Kipling gained renown throughout the world as a poet and storyteller. He was also known as a leading supporter of the British Empire. As apparent from his stories and poems, Kipling interested himself in the romance and adventure which he found in Great Britain's colonial expansion.
Kipling was born on Dec.30, 1865, in Bombay, where his father directed an art school. He learned Hindu from his nurse, and he also learned stories of jungle animals. At six, he was sent to school in England, but until he was 12, poor health kept him from attending. At 17, Kipling returned to India and soon became a journalist. He wrote sketches and verses which at first were used as fillers for unused editorial space. Many were later published in Departmental Ditties (1886). At this time, he also created his soldiers three, and Irishman, a Cockney, and a Yorkshireman, the bases for his 1888 humorous tale Soldiers Three.

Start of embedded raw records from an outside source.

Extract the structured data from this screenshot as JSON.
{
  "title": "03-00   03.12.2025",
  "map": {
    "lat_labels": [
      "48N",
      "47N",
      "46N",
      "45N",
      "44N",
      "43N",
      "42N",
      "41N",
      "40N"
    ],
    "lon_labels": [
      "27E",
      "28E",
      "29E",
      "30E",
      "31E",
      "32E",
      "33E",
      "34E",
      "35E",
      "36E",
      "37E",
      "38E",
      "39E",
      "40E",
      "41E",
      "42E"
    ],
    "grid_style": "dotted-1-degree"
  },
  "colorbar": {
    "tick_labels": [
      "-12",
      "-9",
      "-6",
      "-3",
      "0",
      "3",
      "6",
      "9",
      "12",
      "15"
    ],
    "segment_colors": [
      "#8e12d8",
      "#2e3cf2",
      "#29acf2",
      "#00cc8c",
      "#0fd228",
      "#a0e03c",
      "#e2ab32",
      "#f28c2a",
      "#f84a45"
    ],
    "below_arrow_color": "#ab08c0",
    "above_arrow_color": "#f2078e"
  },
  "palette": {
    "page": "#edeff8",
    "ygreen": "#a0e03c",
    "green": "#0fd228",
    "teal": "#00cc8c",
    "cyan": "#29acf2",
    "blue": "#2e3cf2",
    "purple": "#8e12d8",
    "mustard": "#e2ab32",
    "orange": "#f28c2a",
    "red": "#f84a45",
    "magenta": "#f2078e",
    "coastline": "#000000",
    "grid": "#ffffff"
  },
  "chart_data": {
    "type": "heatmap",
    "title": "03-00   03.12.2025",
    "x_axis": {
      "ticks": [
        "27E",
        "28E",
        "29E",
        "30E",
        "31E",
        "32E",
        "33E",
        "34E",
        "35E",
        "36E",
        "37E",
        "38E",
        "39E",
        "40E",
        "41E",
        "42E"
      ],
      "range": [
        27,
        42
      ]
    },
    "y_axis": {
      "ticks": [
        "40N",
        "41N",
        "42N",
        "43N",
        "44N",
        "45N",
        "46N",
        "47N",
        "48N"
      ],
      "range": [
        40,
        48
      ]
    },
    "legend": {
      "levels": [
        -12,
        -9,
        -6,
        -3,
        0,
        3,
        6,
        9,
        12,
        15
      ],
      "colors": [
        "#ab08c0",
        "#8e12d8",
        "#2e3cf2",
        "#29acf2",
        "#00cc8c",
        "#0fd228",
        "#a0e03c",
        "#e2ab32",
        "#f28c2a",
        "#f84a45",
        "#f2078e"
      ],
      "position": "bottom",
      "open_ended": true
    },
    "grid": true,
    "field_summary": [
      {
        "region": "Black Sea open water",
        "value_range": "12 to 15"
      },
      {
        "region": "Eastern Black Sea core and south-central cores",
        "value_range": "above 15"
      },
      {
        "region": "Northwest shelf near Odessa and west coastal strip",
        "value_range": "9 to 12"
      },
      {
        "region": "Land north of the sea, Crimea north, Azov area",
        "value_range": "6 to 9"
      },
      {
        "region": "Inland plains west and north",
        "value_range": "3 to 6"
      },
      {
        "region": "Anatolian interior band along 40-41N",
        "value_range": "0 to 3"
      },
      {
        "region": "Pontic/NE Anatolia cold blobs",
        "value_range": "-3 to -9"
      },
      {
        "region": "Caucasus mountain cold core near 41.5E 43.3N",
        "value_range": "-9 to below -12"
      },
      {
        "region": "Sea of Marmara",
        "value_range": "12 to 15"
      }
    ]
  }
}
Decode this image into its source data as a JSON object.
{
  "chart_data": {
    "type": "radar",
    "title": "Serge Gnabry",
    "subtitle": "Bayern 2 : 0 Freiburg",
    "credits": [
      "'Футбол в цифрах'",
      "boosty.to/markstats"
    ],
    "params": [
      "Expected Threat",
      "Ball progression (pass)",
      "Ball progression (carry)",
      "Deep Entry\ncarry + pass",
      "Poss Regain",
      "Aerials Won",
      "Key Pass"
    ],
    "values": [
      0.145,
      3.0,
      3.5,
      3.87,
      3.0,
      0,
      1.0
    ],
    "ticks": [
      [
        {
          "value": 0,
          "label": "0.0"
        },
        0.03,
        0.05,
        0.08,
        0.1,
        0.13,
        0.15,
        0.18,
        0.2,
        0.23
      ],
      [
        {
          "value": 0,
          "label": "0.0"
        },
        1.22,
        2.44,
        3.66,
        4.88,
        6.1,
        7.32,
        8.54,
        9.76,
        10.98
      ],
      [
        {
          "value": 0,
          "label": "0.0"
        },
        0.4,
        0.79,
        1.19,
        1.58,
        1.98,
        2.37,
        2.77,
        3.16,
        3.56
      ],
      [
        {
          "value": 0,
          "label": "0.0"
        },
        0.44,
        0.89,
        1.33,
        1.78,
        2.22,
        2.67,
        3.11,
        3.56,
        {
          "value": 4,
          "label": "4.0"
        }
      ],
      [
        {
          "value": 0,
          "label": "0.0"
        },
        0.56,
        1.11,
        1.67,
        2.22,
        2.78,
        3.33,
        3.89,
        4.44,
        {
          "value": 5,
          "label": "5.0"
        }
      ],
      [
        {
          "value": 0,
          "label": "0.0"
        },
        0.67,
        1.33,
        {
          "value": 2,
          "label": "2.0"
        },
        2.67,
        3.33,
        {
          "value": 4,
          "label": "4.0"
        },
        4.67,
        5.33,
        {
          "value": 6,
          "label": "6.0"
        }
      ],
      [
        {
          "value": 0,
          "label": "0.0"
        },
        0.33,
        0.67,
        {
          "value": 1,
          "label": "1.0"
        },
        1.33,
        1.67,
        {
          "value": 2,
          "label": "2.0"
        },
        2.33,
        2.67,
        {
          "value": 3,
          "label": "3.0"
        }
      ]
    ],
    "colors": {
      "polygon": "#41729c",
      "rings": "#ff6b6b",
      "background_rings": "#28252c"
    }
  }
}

In 1889, Kipling return to England. In the 1890s, he developed a great interest in folk legends and animal myths. The Jungle Book (1894) and Just So Stories (1902) give the wit and wisdom of the animals who can talk. The stories of Mowgli, a man-cub who was the central character in The Jungle Book, brought Kipling great popularity in England and the United States.
Kipling composed many of his poems while living for several years in the United States in the mid-1890s. His poems became famous for their lively, swinging rhythm. Typical are Gunga Din and Mandalay. The first tells of the courage of an Indian boy who is shot while carrying water to British soldiers in the thick of battle. Mandalay tries to capture the strange atmosphere of the east.
In 1896, Kipling returned to England from the United States. By then, he was a controversial figure because of his views toward empire, which many misunderstood. In many of his works, Kipling seemed to imply that it was the duty of Great Britain to carry the white man's burden by civilizing backward races. But he was not just the shallow imperialist that his critics tried to make him appear. His famous poem, Recessional, written in 1897 in honor of Queen Victoria's Diamond Jubilee, contains a strong warning to the British not to exploit other races.
In 1900, Kipling went to South Africa to report the Boer War for an English newspaper. In 1905, Kipling completed Kim, his first major novel. In it he gives a colorful and dramatic picture of the complicated life of the Indian People, as seen through the eyes of the poor orphan boy, Kim. Kipling received the 1907 Nobel prize for literature.
Before World War I, Kipling became active in politics. he widely lectured and wrote for the British cause both before and during the war. His only son was killed in World War I. After the war, Kipling wrote Songs for Youth (1925), another of his highly popular works.